I thought about the snow falling on the East coast, transforming the world in the way snow does. Beautiful, but cold. Difficult for those who have to function. Another reality.
And somehow sleep reclaimed me, but I dreamed I was in trouble, getting deeper and deeper into bad. Like a 62-year-old female version of Walter White (but with no knowledge of chemistry) my crimes kept piling up like dirty snow, and I have no recall now of what they were but I was on the lam, a good guy no longer, and there was no turning back.
I know. There's nothing more boring than hearing the recitations of someone else's dreams, so I'll cease and desist right now.
But I woke up wondering what it meant. The accumulation of misdeeds and omissions? The yearning for a clear new path?
I've talked to a few friends about my fervent desire to change myself in this new year just launched, to really become a different, better person.
In response, my friend Dan sent me these insights from Buddhist teacher Pema Chödrön: "Trying to fix ourselves is not helpful…Trying to change ourselves doesn't work in the long run because we're resisting our own energy."
The only approach that works, suggested Dan, is staying, moment by moment, with our own experience, meeting the suffering and ignorance of others in compassion but holding ourselves in compassion too. He offered some other prescriptive measures as well, but I guess the main idea is that I am to stop judging myself and blaming myself, and instead simply be myself.
"Now all of this will make a difference only if you remember to remember it every day," he said. "It's like good posture. The only way to have good posture is to remember to stand and sit up straight every day, again and again."
I'm going to try...which means I'm trying again. It occurs to me that if I stop yearning to change and trying to do better, I will have made the biggest change imaginable.
Speaking of change, there was a nice bit of its opposite yesterday, a thread of continuity: a visit with Parker, who was one of the 6th grade students in the very first class I taught in Gaviota. He has gray hair now. (I only said that for effect. He does have gray hair...but he's not very old.)
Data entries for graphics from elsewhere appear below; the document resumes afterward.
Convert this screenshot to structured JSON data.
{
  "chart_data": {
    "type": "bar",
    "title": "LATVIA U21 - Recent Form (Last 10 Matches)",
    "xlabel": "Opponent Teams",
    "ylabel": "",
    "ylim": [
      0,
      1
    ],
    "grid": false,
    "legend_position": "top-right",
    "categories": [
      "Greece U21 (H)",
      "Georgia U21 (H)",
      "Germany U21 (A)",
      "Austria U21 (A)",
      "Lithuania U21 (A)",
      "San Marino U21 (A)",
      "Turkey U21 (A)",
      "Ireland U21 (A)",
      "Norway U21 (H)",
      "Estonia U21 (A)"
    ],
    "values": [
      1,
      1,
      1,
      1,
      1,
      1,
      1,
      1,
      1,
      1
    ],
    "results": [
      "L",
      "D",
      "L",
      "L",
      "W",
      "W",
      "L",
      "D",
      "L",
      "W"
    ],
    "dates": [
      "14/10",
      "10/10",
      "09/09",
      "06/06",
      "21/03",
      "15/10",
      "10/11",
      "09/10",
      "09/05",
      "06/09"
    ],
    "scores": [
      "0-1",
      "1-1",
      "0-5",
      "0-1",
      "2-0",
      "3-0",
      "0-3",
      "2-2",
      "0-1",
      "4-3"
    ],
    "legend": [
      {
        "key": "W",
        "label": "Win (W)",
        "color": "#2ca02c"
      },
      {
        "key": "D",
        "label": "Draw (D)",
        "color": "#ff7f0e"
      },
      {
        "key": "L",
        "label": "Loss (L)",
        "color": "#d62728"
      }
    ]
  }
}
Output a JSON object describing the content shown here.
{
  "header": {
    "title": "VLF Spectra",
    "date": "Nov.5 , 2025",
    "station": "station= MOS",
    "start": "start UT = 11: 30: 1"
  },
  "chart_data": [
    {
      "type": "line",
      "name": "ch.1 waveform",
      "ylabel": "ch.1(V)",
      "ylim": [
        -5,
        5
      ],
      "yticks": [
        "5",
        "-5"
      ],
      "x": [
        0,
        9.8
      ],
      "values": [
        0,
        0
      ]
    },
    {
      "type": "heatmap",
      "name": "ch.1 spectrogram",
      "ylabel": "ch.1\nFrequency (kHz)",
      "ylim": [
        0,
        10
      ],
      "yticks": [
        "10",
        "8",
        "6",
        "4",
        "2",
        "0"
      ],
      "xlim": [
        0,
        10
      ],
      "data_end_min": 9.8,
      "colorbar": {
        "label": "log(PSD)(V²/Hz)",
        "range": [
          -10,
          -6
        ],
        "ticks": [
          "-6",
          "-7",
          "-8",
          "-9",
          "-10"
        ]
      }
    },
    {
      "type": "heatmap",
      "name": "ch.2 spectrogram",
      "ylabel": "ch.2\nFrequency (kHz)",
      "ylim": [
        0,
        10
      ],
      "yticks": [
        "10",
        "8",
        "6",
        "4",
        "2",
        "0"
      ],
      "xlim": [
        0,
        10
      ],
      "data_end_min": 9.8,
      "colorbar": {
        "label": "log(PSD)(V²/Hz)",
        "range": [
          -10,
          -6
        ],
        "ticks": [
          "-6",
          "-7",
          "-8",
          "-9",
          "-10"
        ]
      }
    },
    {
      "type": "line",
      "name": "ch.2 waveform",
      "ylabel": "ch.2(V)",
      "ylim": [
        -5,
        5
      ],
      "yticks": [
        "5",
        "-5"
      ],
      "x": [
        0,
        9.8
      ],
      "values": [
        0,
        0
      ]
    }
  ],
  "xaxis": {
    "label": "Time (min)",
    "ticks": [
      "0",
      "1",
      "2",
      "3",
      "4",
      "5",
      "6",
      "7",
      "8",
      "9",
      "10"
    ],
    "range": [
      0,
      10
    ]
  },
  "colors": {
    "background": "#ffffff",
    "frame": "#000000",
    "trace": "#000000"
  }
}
Anyway, Parker is someone who became my friend, not just my student. We helped each other through some things, and we used to talk pretty regularly, and then he went off into his own life. I'm very proud of him. But every once in a while he checks in with me, and that means a lot.
So yesterday Parker and I shared a scone, got caught up a bit, and went for a walk. It was a hot day and we didn't go very far, just up a hill to a bench, where we sat looking out onto the pastoral Santa Ynez Valley, the hazy mountains beyond.
There's something so dreamlike about the valley sometimes. Bits of tinsel twinkled in a vineyard, barn roofs gleamed white in the sunlight, a hawk soared in the distance.
Everything was blue and gold and yellow, paused in its state of enchantment, somehow pending but complete.